De esa noche del pesebre nos habla
Celano en la primera biografía, de tal manera que conmovió cada vez más a los
hombres y, al mismo tiempo, contribuyó decisivamente a que pudiera
desarrollarse y extenderse esta hermosísima costumbre de la navidad: la de
montar «belenes» o «nacimientos».
Un curioso dato de esa noche me parece
especialmente digno de ser mencionado. La región de Greccio había sido puesta a
disposición de los pobres de Asís por un señor noble llamado Juan, del cual
refiere Celano que, a pesar de su alta alcurnia y de su destacada posición, «no
daba ninguna importancia a la nobleza de la sangre y sí mucha a la del alma que
trataba de alcanzar». Por eso se había granjeado el amor de Francisco. 4
De ese Juan nos cuenta Celano que, en
aquella noche, se le otorgó la gracia de una visión. Vio que en el pesebre
yacía un pequeño niño inmóvil, el cual se despertó de su sueño al aproximarse
san Francisco: «Esta visión correspondía -dice Celano- a lo que efectivamente
ocurrió, pues el niño Jesús se hallaba dormido a la sazón por estar olvidado en
muchos corazones. Pero, a través de su siervo Francisco, se despertó el
recuerdo de él y se imprimió imperecederamente en su memoria». 5
En esta imagen describe con toda exactitud
la nueva dimensión que Francisco otorgó a la fiesta cristiana de la navidad
mediante su fe que penetraba en los corazones y en sus sentimientos más
profundos: el descubrimiento de la revelación de Dios, que radica en el niño
Jesús. Por ello se convirtió realmente en el «Emmanuel», en el Dios con
nosotros, del cual no nos separa ningún obstáculo de sublimidad o lejanía: como
niño, se aproximó tanto a nosotros que le podemos tratar sin rodeo de tú y,
como nos acercamos al corazón de un niño, podemos tratarle con la confianza del
tuteo.
En el niño Jesús
se hace patente, más que en ninguna otra parte, la indefensión del amor de
Dios: Dios viene sin armas, porque no pretende asaltar desde fuera, sino
conquistar desde dentro y transformar a partir de dentro. Si algo puede
desarmar y vencer a los hombres, su vanidad, su sentido de poder o su
violencia, así como su codicia, eso es la impotencia de un niño. Dios eligió
esa impotencia para vencernos y para hacernos entrar dentro de nosotros mismos.

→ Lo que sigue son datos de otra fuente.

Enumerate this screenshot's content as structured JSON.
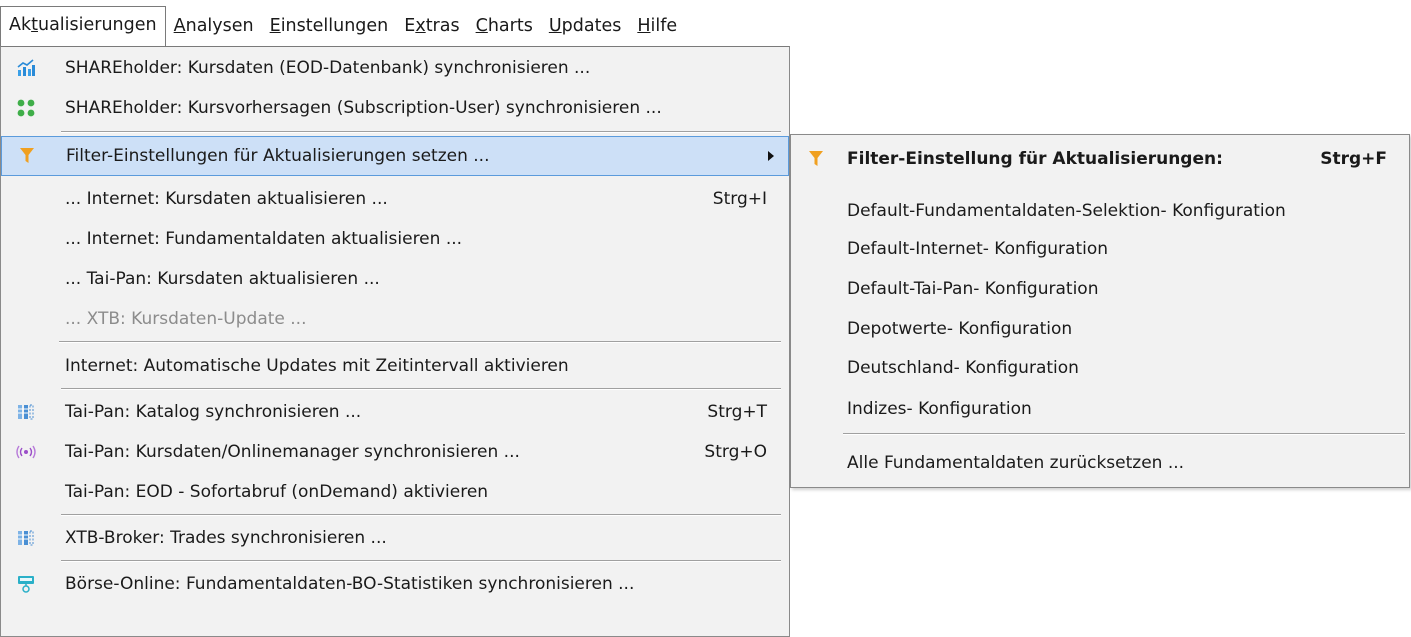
{
  "menubar": {
    "items": [
      {
        "pre": "Ak",
        "ul": "t",
        "post": "ualisierungen"
      },
      {
        "pre": "",
        "ul": "A",
        "post": "nalysen"
      },
      {
        "pre": "",
        "ul": "E",
        "post": "instellungen"
      },
      {
        "pre": "E",
        "ul": "x",
        "post": "tras"
      },
      {
        "pre": "",
        "ul": "C",
        "post": "harts"
      },
      {
        "pre": "",
        "ul": "U",
        "post": "pdates"
      },
      {
        "pre": "",
        "ul": "H",
        "post": "ilfe"
      }
    ]
  },
  "menu": {
    "items": [
      {
        "label": "SHAREholder: Kursdaten (EOD-Datenbank) synchronisieren ...",
        "shortcut": "",
        "icon": "bar-chart-icon"
      },
      {
        "label": "SHAREholder: Kursvorhersagen (Subscription-User) synchronisieren ...",
        "shortcut": "",
        "icon": "grid-dots-icon"
      },
      {
        "label": "Filter-Einstellungen für Aktualisierungen setzen ...",
        "shortcut": "",
        "icon": "filter-icon"
      },
      {
        "label": "... Internet: Kursdaten aktualisieren ...",
        "shortcut": "Strg+I",
        "icon": ""
      },
      {
        "label": "... Internet: Fundamentaldaten aktualisieren ...",
        "shortcut": "",
        "icon": ""
      },
      {
        "label": "... Tai-Pan: Kursdaten aktualisieren ...",
        "shortcut": "",
        "icon": ""
      },
      {
        "label": "... XTB: Kursdaten-Update ...",
        "shortcut": "",
        "icon": ""
      },
      {
        "label": "Internet: Automatische Updates mit Zeitintervall aktivieren",
        "shortcut": "",
        "icon": ""
      },
      {
        "label": "Tai-Pan: Katalog synchronisieren ...",
        "shortcut": "Strg+T",
        "icon": "catalog-icon"
      },
      {
        "label": "Tai-Pan: Kursdaten/Onlinemanager synchronisieren ...",
        "shortcut": "Strg+O",
        "icon": "broadcast-icon"
      },
      {
        "label": "Tai-Pan: EOD - Sofortabruf (onDemand) aktivieren",
        "shortcut": "",
        "icon": ""
      },
      {
        "label": "XTB-Broker: Trades synchronisieren ...",
        "shortcut": "",
        "icon": "catalog-icon"
      },
      {
        "label": "Börse-Online: Fundamentaldaten-BO-Statistiken synchronisieren ...",
        "shortcut": "",
        "icon": "monitor-icon"
      }
    ]
  },
  "submenu": {
    "header_label": "Filter-Einstellung für Aktualisierungen:",
    "header_shortcut": "Strg+F",
    "items": [
      "Default-Fundamentaldaten-Selektion- Konfiguration",
      "Default-Internet- Konfiguration",
      "Default-Tai-Pan- Konfiguration",
      "Depotwerte- Konfiguration",
      "Deutschland- Konfiguration",
      "Indizes- Konfiguration"
    ],
    "reset_label": "Alle Fundamentaldaten zurücksetzen ..."
  },
  "colors": {
    "highlight_bg": "#cde0f7",
    "highlight_border": "#5b9bdc",
    "filter_icon": "#f0a020",
    "menu_bg": "#f2f2f2"
  }
}
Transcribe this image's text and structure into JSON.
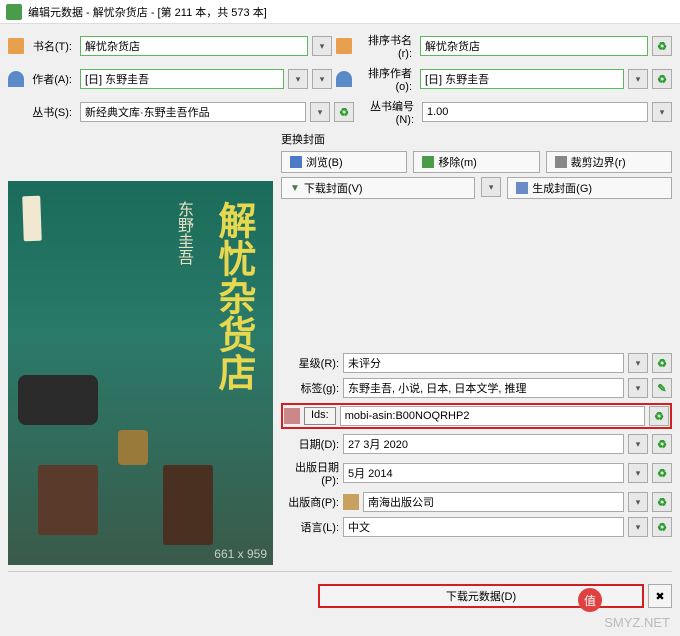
{
  "window": {
    "title": "编辑元数据 - 解忧杂货店 - [第 211 本，共 573 本]"
  },
  "fields": {
    "title_label": "书名(T):",
    "title": "解忧杂货店",
    "sort_title_label": "排序书名(r):",
    "sort_title": "解忧杂货店",
    "author_label": "作者(A):",
    "author": "[日] 东野圭吾",
    "sort_author_label": "排序作者(o):",
    "sort_author": "[日] 东野圭吾",
    "series_label": "丛书(S):",
    "series": "新经典文库·东野圭吾作品",
    "series_num_label": "丛书编号(N):",
    "series_num": "1.00"
  },
  "cover_ops": {
    "section": "更换封面",
    "browse": "浏览(B)",
    "trim": "移除(m)",
    "crop": "裁剪边界(r)",
    "download": "下载封面(V)",
    "generate": "生成封面(G)"
  },
  "meta": {
    "rating_label": "星级(R):",
    "rating": "未评分",
    "tags_label": "标签(g):",
    "tags": "东野圭吾, 小说, 日本, 日本文学, 推理",
    "ids_label": "Ids:",
    "ids": "mobi-asin:B00NOQRHP2",
    "date_label": "日期(D):",
    "date": "27 3月 2020",
    "pubdate_label": "出版日期(P):",
    "pubdate": "5月 2014",
    "publisher_label": "出版商(P):",
    "publisher": "南海出版公司",
    "language_label": "语言(L):",
    "language": "中文"
  },
  "cover": {
    "title_text": "解忧杂货店",
    "author_text": "东野圭吾",
    "dim": "661 x 959"
  },
  "footer": {
    "download_meta": "下载元数据(D)"
  },
  "watermark": "SMYZ.NET",
  "badge": "值"
}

Pero no olvidemos en este punto que el
mayor título de dignidad de Jesucristo es el de «hijo», hijo de Dios; la
dignidad divina se describe mediante una palabra que muestra a Jesús como un
niño ( = Hijo) que siempre ha de permanecer como tal. Su ser-niño se halla en una
única y particularísima correspondencia con su divinidad, que es la divinidad
del «Hijo». Así su condición de niño es la orientación de cómo podemos llegar a
Dios, a la divinización. A partir de ahí es como hay que entender aquellas
palabras: «Si no os hacéis como niños, no entraréis en el reino de los cielos
(Mt 18,3).
El que no haya entendido el misterio de
la navidad, no ha entendido lo que es más decisivo y fundamental en el ser
cristiano. El que no ha aceptado eso, no puede entrar en el reino de los
cielos. Esto es lo que Francisco pretendía recordar a la cristiandad de su
época y a la de todos los tiempos posteriores.6
II
En la cueva de Greccio, por indicación
de Francisco, se pusieron aquella noche un buey y
un asno 7. Efectivamente, él había dicho al noble
Juan:
Desearía provocar el recuerdo del niño
Jesús con toda la realidad posible, tal como nació en Belén y expresar todas
las penas y molestias que tuvo que sufrir en su niñez. Desearía contemplar con
mis ojos corporales cómo era aquello de estar recostado en un pesebre y dormir
sobre las pajas entre un buey y un asno. 8
Desde entonces, un buey y un asno forman
parte de la representación del pesebre o nacimiento. ¿Pero de dónde proceden
propiamente estos animales? Los relatos de la navidad del nuevo testamento no
nos narran nada acerca de esto. Pero, si profundizamos esta cuestión, topamos
con un hecho que es importante para todas las costumbres navideñas y sobre todo
para la piedad navideña y pascual de la iglesia en la liturgia y al mismo tiempo
en los usos populares.
El buey y el asno no son simples
productos de la fantasía; se han convertido, por la fe de la iglesia, en la
unidad del antiguo y nuevo testamento, en los acompañantes del acontecimiento
navideño. En efecto, en Is 1,3 se dice concretamente:
«Conoce el buey a su dueño, y el asno el pesebre de su amo, pero Israel no
entiende, mi pueblo no tiene conocimiento».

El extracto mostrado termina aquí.